The question of environmental radiation is today more pressing than ever. While the global radiation ecologies produced by Cold War nuclear testing have been generally acknowledged, radiation hazards resulting from nuclear power plants, catastrophic nuclear accidents such as those of Chernobyl and Fukushima, uranium mining, and nuclear waste storage and disposal sites still constitute a controversial subject. This conference proposes to reassess the history, aesthetics, epistemology, and politics of radiation ecologies as imagined and theorized by the contemporary arts, humanities, and social sciences. The presentations at this event will build on a twofold premise: on the one hand the recognition that radiation ecologies (which include natural and artificial radiation) are unbounded, non-linear, constantly mutating processes. On the other hand the understanding that the radiation ecologies produced by Cold War nuclear weapons tests and those produced by the nuclear power industry cannot be separated from one another, but belong to the same historical and material-discursive continuum.

In the wake of the Fukushima Daiichi nuclear disaster, and in the face of an increasingly unstable and tense global nuclear order, questions need to be asked not only about the continuity between the Cold War and the post-Cold War nuclear condition, but also about « nuclearity » or the ontology of the nuclear (Gabrielle Hecht). What are the historical, cultural, technoscientific, and technopolitical criteria that distinguish a specific radiation ecology – say, that produced by the Fukushima Daiichi nuclear disaster – from other highly radioactive environments (say, those of the Exclusion Zone around Chernobyl or of the Marshall Islands, where the US conducted 67 hydrogen and atomic bomb tests between 1946 and 1958)? What is the relationship between sovereignty, immunity and radiation? How do radiation ecologies impact the production of subjectivity? Is the relationship between nuclear exceptionalism (i.e. the exceptionalism of nuclear technologies, of nuclear weapons, and of their risks and hazards, as well as national nuclear exceptionalism) and radiation ecologies in Japan similar to that in France and the US?
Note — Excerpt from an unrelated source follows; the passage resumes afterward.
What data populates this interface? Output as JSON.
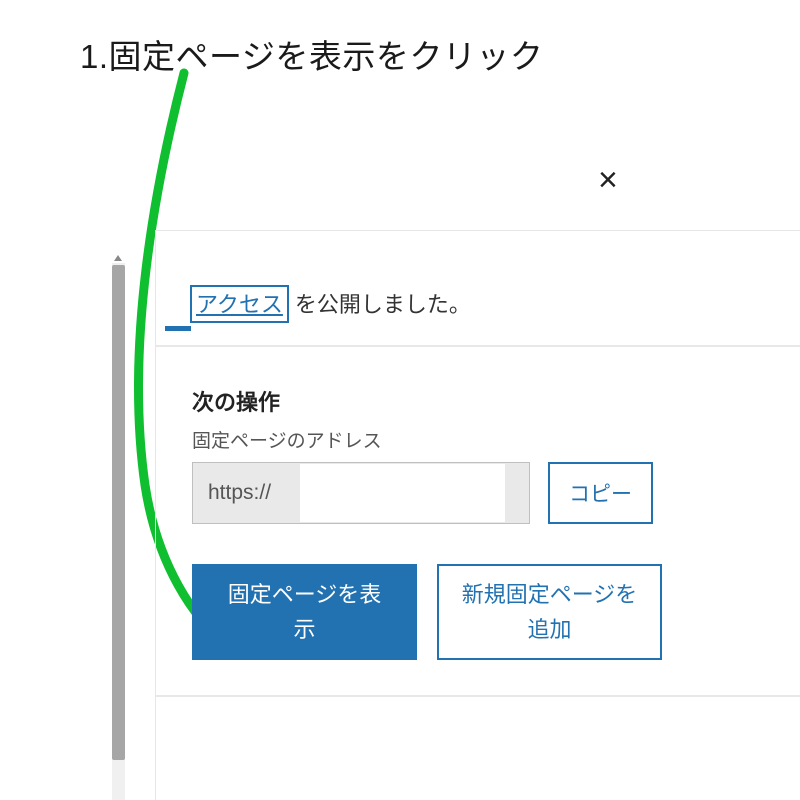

Focusing on these and other issues such as the in/visibility of radiation, the politics of radiation health protection in Japan and the US in the wake of the Fukushima nuclear disaster, everyday life in the plutonium-producing atomic cities of Richland, Washington, US and Ozersk in Russia in the early nuclear age, and the aesthetic of films produced in close proximity to nuclear testing sites in the US, presentations at the workshop approach the question of radiation ecologies from a variety of angles. Privileging a transnational, interdisciplinary perspective, speakers – who come from the US, Canada, Japan, the UK, France, Belgium, Germany, and Australia – engage with recent discourses from the fields of environmental/nuclear humanities, philosophies of sovereignty and governmentality, the anthropology of biological citizenship, STS (Science and Technology Studies), comparative nuclear history and contemporary nuclear criticism. The result is a multifaceted, fascinating narrative on the global nuclear order and its radiation legacies from the early days of the Manhattan Project to the Fukushima nuclear disaster and beyond.

The conference consists of four sessions and 10 panels. Film screenings are scheduled after the afternoon session on March 14 and March 15, 2015. The event will close with a roundtable with all conference participants. Panels feature 30-minute presentations, comments by discussants, and a Q&A slot for audience interventions. Several visual artists and a filmmaker (Japan, Belgium, UK) are among the invited speakers. A volume of essays based on the conference papers will be submitted to an academic publisher in 2015. The workshop is free and open to the public.